50 finalist projects from all around India are setting up their tents, the World Bank India Country Office staff is scrambling to make last touches and the buzz is unlike any other Sunday: the second India Development Marketplace event is getting ready for official launch tomorrow, Monday 28, 2007 with the President of India, Dr. A.P.L. Abdul Kalam cutting the red ribbon. This blog will cover the two day event live from the ground, and tell the stories of the 50 social innovators who will compete to be among the 20 winners to receive US$20,000 each. This way, we hope to share the DM experience with everyone.
So if you have been involved in the IDM 2007, as an applicant, as a finalist or as an organizer, or have an opinion about it, we invite you to contribute to our blog. Be heard, and help us fulfill one of DM program’s core objective of sharing information.







Mon, 05/28/2007 - 03:10
I was one of the first round assessors for the IDM2007 proposals. While sifting through the 100 odd proposals that I saw, barring a few, the majority seemed to have come from a milieu of people who can be deemed as ordinary citizens - some in partnership with NGOs and other charitable organizations - and some as individuals. However, it was quite refreshing to see so many people interested in tackling development issues challenging India. Some innovative approaches, a lot of proven methods to be deployed at remote locations - where resources are scare, and reach even more so - there seemed to be a commonality in almost all proposls.

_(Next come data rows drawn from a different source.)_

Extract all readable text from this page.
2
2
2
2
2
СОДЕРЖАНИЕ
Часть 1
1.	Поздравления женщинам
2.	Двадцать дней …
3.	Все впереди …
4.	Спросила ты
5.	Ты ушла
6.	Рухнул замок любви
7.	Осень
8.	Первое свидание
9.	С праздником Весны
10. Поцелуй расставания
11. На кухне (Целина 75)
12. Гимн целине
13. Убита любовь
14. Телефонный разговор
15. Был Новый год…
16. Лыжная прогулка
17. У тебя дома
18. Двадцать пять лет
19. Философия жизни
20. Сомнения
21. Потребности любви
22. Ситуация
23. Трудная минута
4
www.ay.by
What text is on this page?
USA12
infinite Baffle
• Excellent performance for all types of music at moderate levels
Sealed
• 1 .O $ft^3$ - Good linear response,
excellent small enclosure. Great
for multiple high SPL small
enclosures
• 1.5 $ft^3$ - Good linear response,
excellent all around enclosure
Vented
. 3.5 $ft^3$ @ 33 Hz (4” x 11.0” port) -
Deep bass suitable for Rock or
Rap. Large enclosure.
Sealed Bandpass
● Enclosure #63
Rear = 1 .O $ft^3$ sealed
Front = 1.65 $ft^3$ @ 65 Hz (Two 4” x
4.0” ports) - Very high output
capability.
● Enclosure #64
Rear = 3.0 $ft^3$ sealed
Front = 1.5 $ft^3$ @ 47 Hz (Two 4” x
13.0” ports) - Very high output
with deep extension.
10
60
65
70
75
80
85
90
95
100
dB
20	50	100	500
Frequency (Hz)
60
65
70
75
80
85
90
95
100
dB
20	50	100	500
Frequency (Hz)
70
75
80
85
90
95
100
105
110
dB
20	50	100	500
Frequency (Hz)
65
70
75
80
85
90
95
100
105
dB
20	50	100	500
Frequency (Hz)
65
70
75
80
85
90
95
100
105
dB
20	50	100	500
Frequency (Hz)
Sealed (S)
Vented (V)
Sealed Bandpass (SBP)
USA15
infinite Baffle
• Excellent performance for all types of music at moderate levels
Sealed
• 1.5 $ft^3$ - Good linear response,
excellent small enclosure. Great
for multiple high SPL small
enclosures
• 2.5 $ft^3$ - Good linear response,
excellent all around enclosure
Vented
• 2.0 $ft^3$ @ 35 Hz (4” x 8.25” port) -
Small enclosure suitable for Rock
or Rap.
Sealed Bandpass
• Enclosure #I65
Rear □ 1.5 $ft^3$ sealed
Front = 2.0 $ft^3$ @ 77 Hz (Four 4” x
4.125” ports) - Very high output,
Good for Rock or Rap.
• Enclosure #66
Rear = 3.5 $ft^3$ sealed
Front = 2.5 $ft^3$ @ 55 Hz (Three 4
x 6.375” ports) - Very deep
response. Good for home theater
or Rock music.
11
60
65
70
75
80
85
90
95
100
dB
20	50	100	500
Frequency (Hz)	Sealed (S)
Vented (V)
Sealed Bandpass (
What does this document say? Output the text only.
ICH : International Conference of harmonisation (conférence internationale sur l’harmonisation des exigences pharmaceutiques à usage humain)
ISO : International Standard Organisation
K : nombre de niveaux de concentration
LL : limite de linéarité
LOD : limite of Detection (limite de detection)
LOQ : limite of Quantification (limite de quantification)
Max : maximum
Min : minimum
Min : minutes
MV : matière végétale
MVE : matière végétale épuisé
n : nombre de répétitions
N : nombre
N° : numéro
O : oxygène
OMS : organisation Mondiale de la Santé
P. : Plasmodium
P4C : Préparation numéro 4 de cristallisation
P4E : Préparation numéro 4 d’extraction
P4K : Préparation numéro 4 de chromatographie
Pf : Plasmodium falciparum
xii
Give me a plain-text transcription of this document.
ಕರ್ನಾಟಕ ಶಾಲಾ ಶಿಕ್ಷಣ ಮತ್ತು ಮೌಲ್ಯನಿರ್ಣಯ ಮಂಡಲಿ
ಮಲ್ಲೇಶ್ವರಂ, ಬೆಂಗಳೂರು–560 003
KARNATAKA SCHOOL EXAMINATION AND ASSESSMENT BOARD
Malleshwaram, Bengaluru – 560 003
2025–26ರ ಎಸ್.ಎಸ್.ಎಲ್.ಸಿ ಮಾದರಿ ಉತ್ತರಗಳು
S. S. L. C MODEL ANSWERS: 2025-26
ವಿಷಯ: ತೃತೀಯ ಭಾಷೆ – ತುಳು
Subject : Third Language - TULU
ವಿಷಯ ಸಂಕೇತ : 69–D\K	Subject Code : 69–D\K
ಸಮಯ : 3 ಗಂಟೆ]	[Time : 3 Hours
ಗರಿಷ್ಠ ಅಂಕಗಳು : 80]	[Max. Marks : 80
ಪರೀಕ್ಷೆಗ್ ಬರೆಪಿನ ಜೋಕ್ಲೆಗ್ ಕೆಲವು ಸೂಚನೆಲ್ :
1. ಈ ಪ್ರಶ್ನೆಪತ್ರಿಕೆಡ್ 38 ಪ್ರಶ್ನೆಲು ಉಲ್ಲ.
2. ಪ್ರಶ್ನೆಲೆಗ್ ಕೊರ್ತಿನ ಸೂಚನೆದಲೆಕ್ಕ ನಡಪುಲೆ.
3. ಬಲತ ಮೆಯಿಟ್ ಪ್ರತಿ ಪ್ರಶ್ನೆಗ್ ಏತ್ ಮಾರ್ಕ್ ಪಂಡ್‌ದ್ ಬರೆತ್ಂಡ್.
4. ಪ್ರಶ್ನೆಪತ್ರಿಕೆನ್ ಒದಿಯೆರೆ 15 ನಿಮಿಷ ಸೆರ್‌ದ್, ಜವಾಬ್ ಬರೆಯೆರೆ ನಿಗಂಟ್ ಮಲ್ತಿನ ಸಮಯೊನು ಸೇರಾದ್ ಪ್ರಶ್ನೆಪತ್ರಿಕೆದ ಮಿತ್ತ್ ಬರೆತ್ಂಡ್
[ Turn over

People recognize the development issues, however, getting political will, infrastructure, resources and community participation - in a single file with a singular purpose seems like a daunting task.
Many of the proposals lack scalability or replicability, some will face bureaucratic red-tape, some would wither away while walking in the baking sun, slushy neighbourhoods and polluted waterways.
What seems to be a genuine lack in most ideas - is the full force of a "professionally driven organization" which would have performance indices and benchmarks on critical success factors for completion of a project, an objective or even a milestone; and remuneration for the workers commensurate with their corporate world brethren.
So, the question really is - while governments, socially responsible citizens and NGOs struggle to cope up with development issues - when will Corporate India wake up to the development charter - and take projects up as a "revenue-generating exercise" - professionally run and managed. Currently Corproate India seems to be content with the smattering of "Corporate Social Responsiblity" (CSR) to a certain extent.
Bottomline Corporate India is interested in bottomline and topline growth, and public image enhancement. Is there a mechanism where these objectives can be met whilst tackling a development issue in India?